In a call with Defector, six members of the roughly 20 reporters, editors, and lawyers who are part of the effort to relaunch The Appeal laid out the steps they’re taking. They said Tides Advocacy and the former Appeal management have agreed to transfer all intellectual property rights, and that Scalawag, a non-profit newsroom that covers class, food, queerness, abolition, literature, and blackness in the American South, has partnered with them to enable a small-dollar donation campaign that will cover the fees associated with filing and legal fees associated with setting up a new legal entity. The transition team says that the success of the fundraising campaign, which has an option for a recurring monthly donation, could help them decide what a future business model may look like.
“I think that if we see that there’s enthusiasm for that we can build toward whether it’s subscription or membership,” said Anna Simonton, a senior editor at The Appeal who is also now the new effort’s interim director of fundraising, one of four elected posts within the transition team.
In the meantime, the team says they’re pausing news production while they establish themselves under a new fiscal sponsor, create editorial coverage priorities, and connect with donors; Simonton says she’s reached out to several of The Appeal’s donors and that she’s optimistic after hearing back from one fund that was previously a top donor.
“We’re hopeful that our next steps of outreach will be fruitful as well,” she said.

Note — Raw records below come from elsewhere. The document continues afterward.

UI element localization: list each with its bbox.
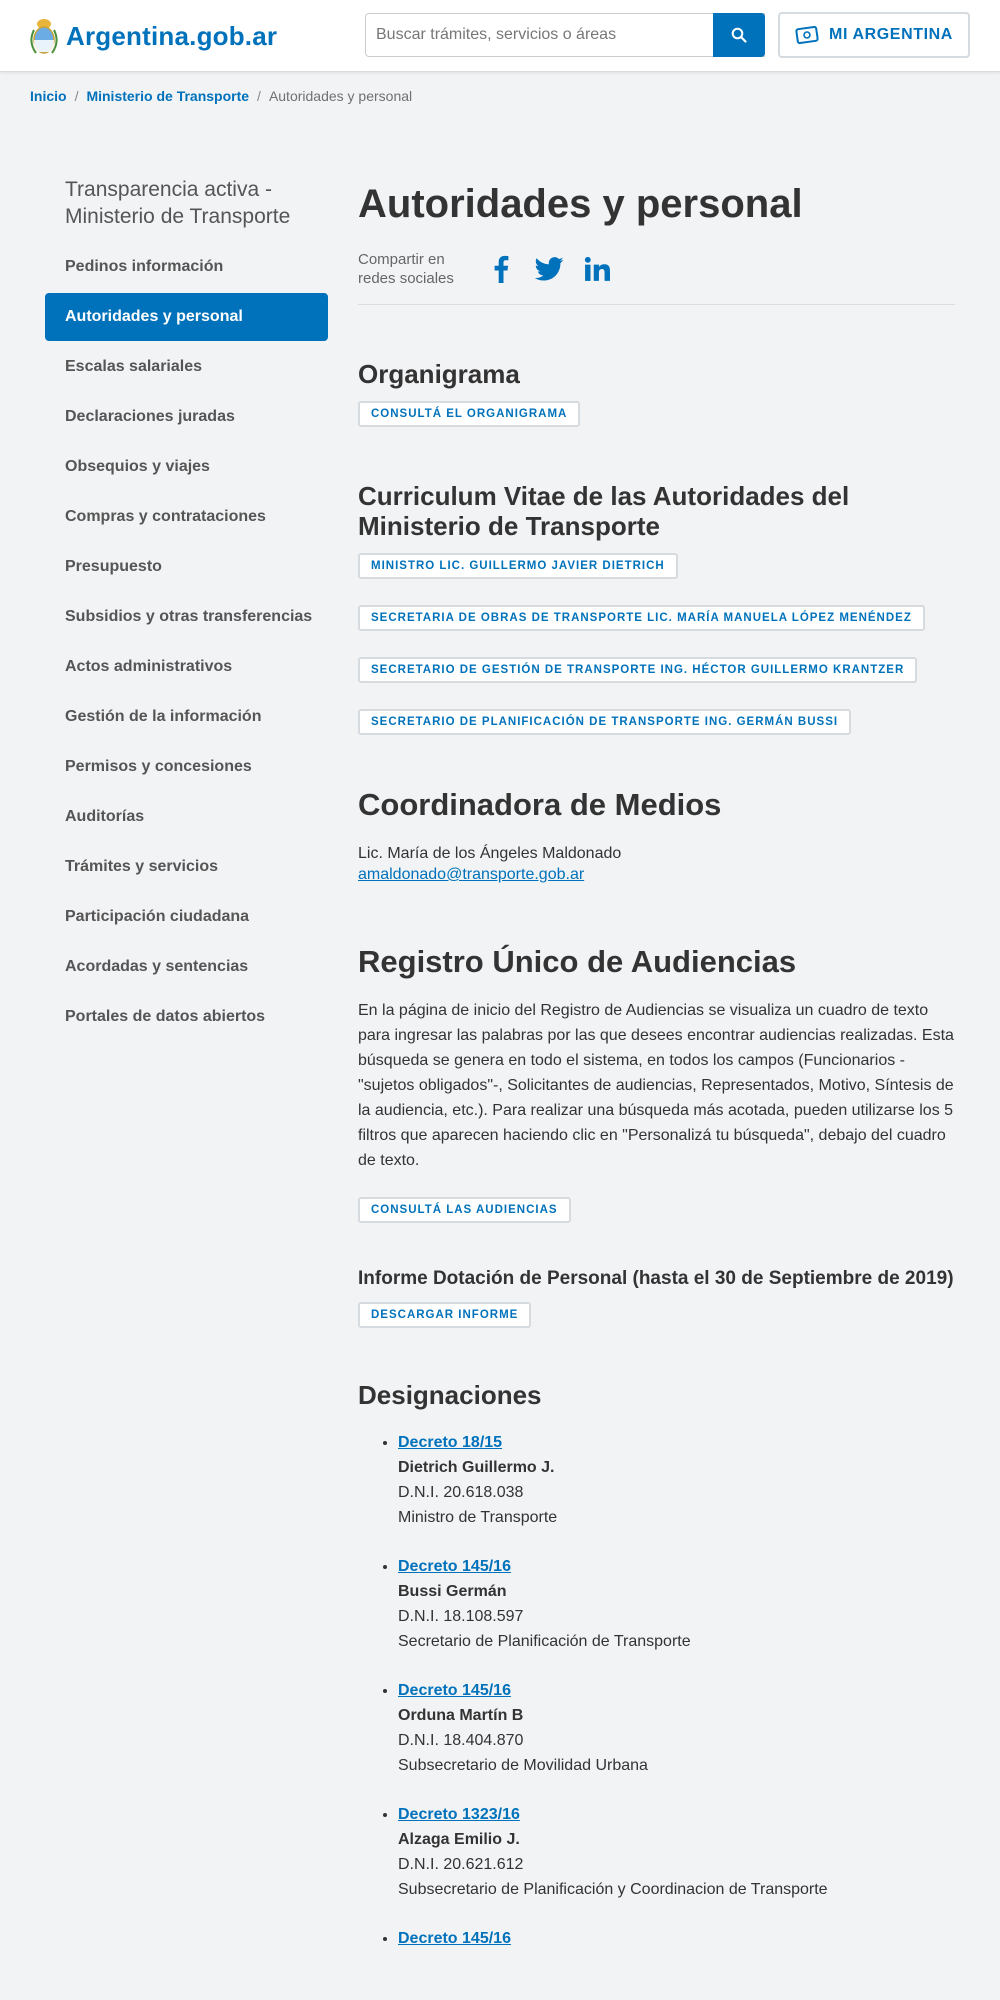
sidebar-item-participacion-ciudadana[interactable]: Participación ciudadana (65, 908, 250, 925)
breadcrumb-inicio[interactable]: Inicio (30, 88, 67, 104)
main-content (358, 176, 955, 1975)
designee-cargo: Subsecretario de Planificación y Coordinacion de Transporte (398, 1881, 828, 1898)
sidebar-item-gestion-de-la-informacion[interactable]: Gestión de la información (65, 708, 262, 725)
sidebar-item-declaraciones-juradas[interactable]: Declaraciones juradas (65, 408, 235, 425)
cv-heading: Curriculum Vitae de las Autoridades del Ministerio de Transporte (358, 481, 850, 541)
list-item (398, 1802, 955, 1902)
cv-lopez-menendez-button[interactable]: SECRETARIA DE OBRAS DE TRANSPORTE LIC. MARÍA MANUELA LÓPEZ MENÉNDEZ (358, 605, 925, 631)
search-input[interactable] (365, 13, 765, 57)
list-item (398, 1678, 955, 1778)
sidebar-item-permisos-y-concesiones[interactable]: Permisos y concesiones (65, 758, 252, 775)
sidebar-item-tramites-y-servicios[interactable]: Trámites y servicios (65, 858, 218, 875)
mi-argentina-label: MI ARGENTINA (829, 26, 953, 43)
designee-dni: D.N.I. 18.108.597 (398, 1608, 524, 1625)
search-icon (731, 27, 747, 43)
sidebar-item-portales-de-datos-abiertos[interactable]: Portales de datos abiertos (65, 1008, 266, 1025)
decreto-link[interactable]: Decreto 145/16 (398, 1682, 511, 1699)
list-item (398, 1430, 955, 1530)
list-item (398, 1554, 955, 1654)
designaciones-heading: Designaciones (358, 1380, 542, 1410)
sidebar-item-autoridades-y-personal[interactable]: Autoridades y personal (45, 293, 328, 341)
designee-name: Dietrich Guillermo J. (398, 1459, 555, 1476)
sidebar (45, 176, 328, 1042)
sidebar-item-auditorias[interactable]: Auditorías (65, 808, 145, 825)
sidebar-item-escalas-salariales[interactable]: Escalas salariales (65, 358, 203, 375)
sidebar-item-subsidios[interactable]: Subsidios y otras transferencias (65, 608, 313, 625)
breadcrumb-separator: / (257, 88, 261, 104)
designee-cargo: Subsecretario de Movilidad Urbana (398, 1757, 648, 1774)
designee-dni: D.N.I. 20.618.038 (398, 1484, 524, 1501)
decreto-link[interactable]: Decreto 1323/16 (398, 1806, 520, 1823)
facebook-icon[interactable] (486, 254, 516, 284)
cv-bussi-button[interactable]: SECRETARIO DE PLANIFICACIÓN DE TRANSPORTE ING. GERMÁN BUSSI (358, 709, 851, 735)
coat-of-arms-icon (30, 16, 58, 56)
sidebar-item-actos-administrativos[interactable]: Actos administrativos (65, 658, 233, 675)
decreto-link[interactable]: Decreto 145/16 (398, 1930, 511, 1947)
breadcrumb-ministerio[interactable]: Ministerio de Transporte (86, 88, 250, 104)
audiencias-heading: Registro Único de Audiencias (358, 944, 797, 979)
site-header (0, 0, 1000, 72)
decreto-link[interactable]: Decreto 145/16 (398, 1558, 511, 1575)
sidebar-item-pedinos-informacion[interactable]: Pedinos información (65, 258, 224, 275)
id-card-icon (795, 25, 819, 45)
designee-name: Orduna Martín B (398, 1707, 524, 1724)
list-item (398, 1926, 955, 1951)
sidebar-item-obsequios-y-viajes[interactable]: Obsequios y viajes (65, 458, 210, 475)
medios-name: Lic. María de los Ángeles Maldonado (358, 845, 622, 862)
medios-email-link[interactable]: amaldonado@transporte.gob.ar (358, 866, 585, 883)
descargar-informe-button[interactable]: DESCARGAR INFORME (358, 1302, 531, 1328)
informe-heading: Informe Dotación de Personal (hasta el 30 de Septiembre de 2019) (358, 1268, 954, 1289)
breadcrumb (30, 88, 412, 104)
share-label: Compartir en redes sociales (358, 251, 454, 287)
designaciones-list (358, 1430, 955, 1951)
sidebar-item-presupuesto[interactable]: Presupuesto (65, 558, 162, 575)
designee-cargo: Secretario de Planificación de Transporte (398, 1633, 691, 1650)
share-bar (358, 250, 955, 305)
linkedin-icon[interactable] (582, 254, 612, 284)
audiencias-description: En la página de inicio del Registro de Audiencias se visualiza un cuadro de texto para ingresar las palabras por las que desees encontrar audiencias realizadas. Esta búsqueda se genera en todo el sistema, en todos los campos (Funcionarios -"sujetos obligados"-, Solicitantes de audiencias, Representados, Motivo, Síntesis de la audiencia, etc.). Para realizar una búsqueda más acotada, pueden utilizarse los 5 filtros que aparecen haciendo clic en "Personalizá tu búsqueda", debajo del cuadro de texto. (358, 1002, 954, 1169)
designee-cargo: Ministro de Transporte (398, 1509, 558, 1526)
designee-name: Bussi Germán (398, 1583, 507, 1600)
logo-text: Argentina.gob.ar (66, 20, 278, 51)
organigrama-heading: Organigrama (358, 359, 520, 389)
cv-krantzer-button[interactable]: SECRETARIO DE GESTIÓN DE TRANSPORTE ING. HÉCTOR GUILLERMO KRANTZER (358, 657, 917, 683)
cv-dietrich-button[interactable]: MINISTRO LIC. GUILLERMO JAVIER DIETRICH (358, 553, 678, 579)
breadcrumb-current: Autoridades y personal (268, 88, 413, 104)
organigrama-button[interactable]: CONSULTÁ EL ORGANIGRAMA (358, 401, 580, 427)
audiencias-button[interactable]: CONSULTÁ LAS AUDIENCIAS (358, 1197, 571, 1223)
sidebar-title: Transparencia activa - Ministerio de Transporte (65, 178, 291, 228)
sidebar-item-compras-y-contrataciones[interactable]: Compras y contrataciones (65, 508, 266, 525)
breadcrumb-separator: / (74, 88, 79, 104)
decreto-link[interactable]: Decreto 18/15 (398, 1434, 503, 1451)
page-title: Autoridades y personal (358, 182, 803, 226)
mi-argentina-button[interactable] (778, 12, 970, 58)
designee-name: Alzaga Emilio J. (398, 1831, 520, 1848)
sidebar-item-acordadas-y-sentencias[interactable]: Acordadas y sentencias (65, 958, 249, 975)
site-logo[interactable] (30, 14, 277, 58)
designee-dni: D.N.I. 20.621.612 (398, 1856, 524, 1873)
designee-dni: D.N.I. 18.404.870 (398, 1732, 524, 1749)
twitter-icon[interactable] (534, 254, 564, 284)
search-button[interactable] (713, 13, 765, 57)
medios-heading: Coordinadora de Medios (358, 787, 722, 822)
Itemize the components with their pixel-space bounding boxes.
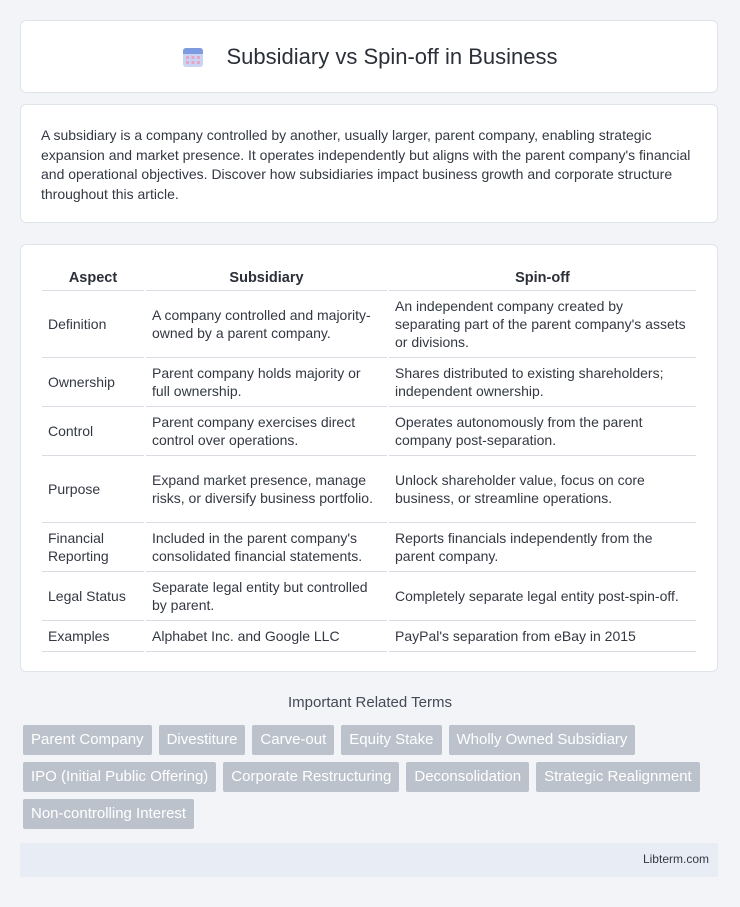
aspect-cell: Financial Reporting (42, 523, 144, 572)
intro-text: A subsidiary is a company controlled by another, usually larger, parent company, enabling strategic expansion and market presence. It operates independently but aligns with the parent company's financial and operational objectives. Discover how subsidiaries impact business growth and corporate structure throughout this article. (41, 127, 691, 202)
aspect-cell: Ownership (42, 358, 144, 407)
table-row (42, 456, 696, 523)
aspect-cell: Purpose (42, 456, 144, 523)
table-row (42, 572, 696, 621)
spin-off-cell: Shares distributed to existing shareholders; independent ownership. (389, 358, 696, 407)
term-tag-deconsolidation[interactable]: Deconsolidation (406, 762, 529, 792)
subsidiary-cell: Parent company exercises direct control over operations. (146, 407, 387, 456)
intro-card (20, 104, 718, 223)
footer-brand-link[interactable]: Libterm.com (642, 852, 709, 866)
term-tag-ipo[interactable]: IPO (Initial Public Offering) (23, 762, 216, 792)
term-tag-non-controlling-interest[interactable]: Non-controlling Interest (23, 799, 194, 829)
term-tag-strategic-realignment[interactable]: Strategic Realignment (536, 762, 700, 792)
spin-off-cell: An independent company created by separating part of the parent company's assets or divisions. (389, 291, 696, 358)
calendar-icon (181, 45, 205, 69)
table-row (42, 358, 696, 407)
table-row (42, 523, 696, 572)
aspect-cell: Legal Status (42, 572, 144, 621)
aspect-cell: Definition (42, 291, 144, 358)
subsidiary-cell: A company controlled and majority-owned by a parent company. (146, 291, 387, 358)
spin-off-cell: PayPal's separation from eBay in 2015 (389, 621, 696, 652)
table-row (42, 291, 696, 358)
footer (20, 843, 718, 877)
table-row (42, 621, 696, 652)
subsidiary-cell: Parent company holds majority or full ownership. (146, 358, 387, 407)
table-row (42, 407, 696, 456)
term-tag-divestiture[interactable]: Divestiture (159, 725, 246, 755)
subsidiary-cell: Alphabet Inc. and Google LLC (146, 621, 387, 652)
term-tag-corporate-restructuring[interactable]: Corporate Restructuring (223, 762, 399, 792)
comparison-card (20, 244, 718, 672)
term-tag-parent-company[interactable]: Parent Company (23, 725, 152, 755)
comparison-table (40, 263, 698, 652)
title-card (20, 20, 718, 93)
spin-off-cell: Reports financials independently from the parent company. (389, 523, 696, 572)
header-spin-off: Spin-off (389, 263, 696, 291)
subsidiary-cell: Separate legal entity but controlled by parent. (146, 572, 387, 621)
related-terms-title: Important Related Terms (288, 694, 452, 711)
term-tag-equity-stake[interactable]: Equity Stake (341, 725, 441, 755)
term-tag-wholly-owned-subsidiary[interactable]: Wholly Owned Subsidiary (449, 725, 636, 755)
spin-off-cell: Unlock shareholder value, focus on core business, or streamline operations. (389, 456, 696, 523)
spin-off-cell: Completely separate legal entity post-spin-off. (389, 572, 696, 621)
aspect-cell: Examples (42, 621, 144, 652)
page-title: Subsidiary vs Spin-off in Business (226, 43, 558, 69)
header-subsidiary: Subsidiary (146, 263, 387, 291)
aspect-cell: Control (42, 407, 144, 456)
spin-off-cell: Operates autonomously from the parent company post-separation. (389, 407, 696, 456)
table-header-row (42, 263, 696, 291)
subsidiary-cell: Included in the parent company's consolidated financial statements. (146, 523, 387, 572)
term-tag-carve-out[interactable]: Carve-out (252, 725, 334, 755)
subsidiary-cell: Expand market presence, manage risks, or diversify business portfolio. (146, 456, 387, 523)
header-aspect: Aspect (42, 263, 144, 291)
related-terms-list (23, 725, 723, 829)
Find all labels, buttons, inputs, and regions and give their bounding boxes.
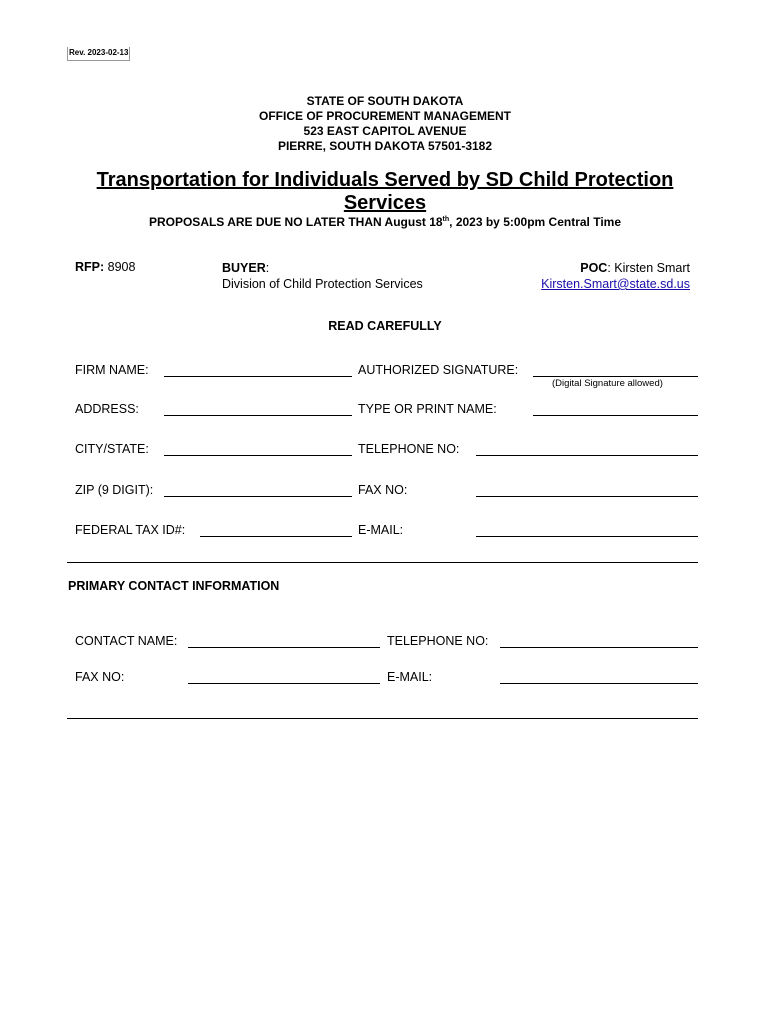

While there’s not much precedent for cooperatively run newsrooms, the staffers at least have a good idea of what they don’t want to be, and they’re committed to avoiding the failures of their predecessor.
“One of the issues […] that had come up at The Appeal was lack of equity for women and for people of color, and particularly, women of color and a tendency of the organization to push those people out,” said Molly Greene, a lawyer and writer for The Appeal who is now the transition team’s interim director of legal and finance. “Our goal is to create a space where we can bring in the representation that we really think this organization deserves, and that this work deserves, at every level of the organization, from reporting to Editor-in-Chief.”
The transition team sees this effort as an opportunity, not only to create a better workplace for themselves but to change the ways in which power is conceived, both in the newsroom and in their work covering exploitation, injustice and inequality in the criminal legal system.
“I’m obviously a little terrified, but incredibly excited and inspired,” senior reporter and transition team member Elizabeth Weill-Greenberg said. “If you had told me nine months ago that […] we would actually be able to take over The Appeal and run it in a way that aligns with our values and our commitment to challenging this incredibly inhumane system, I never would have believed it. So, I keep thinking that as scared as I feel now, it is a hundred times better than I felt three months ago when I felt totally disempowered.”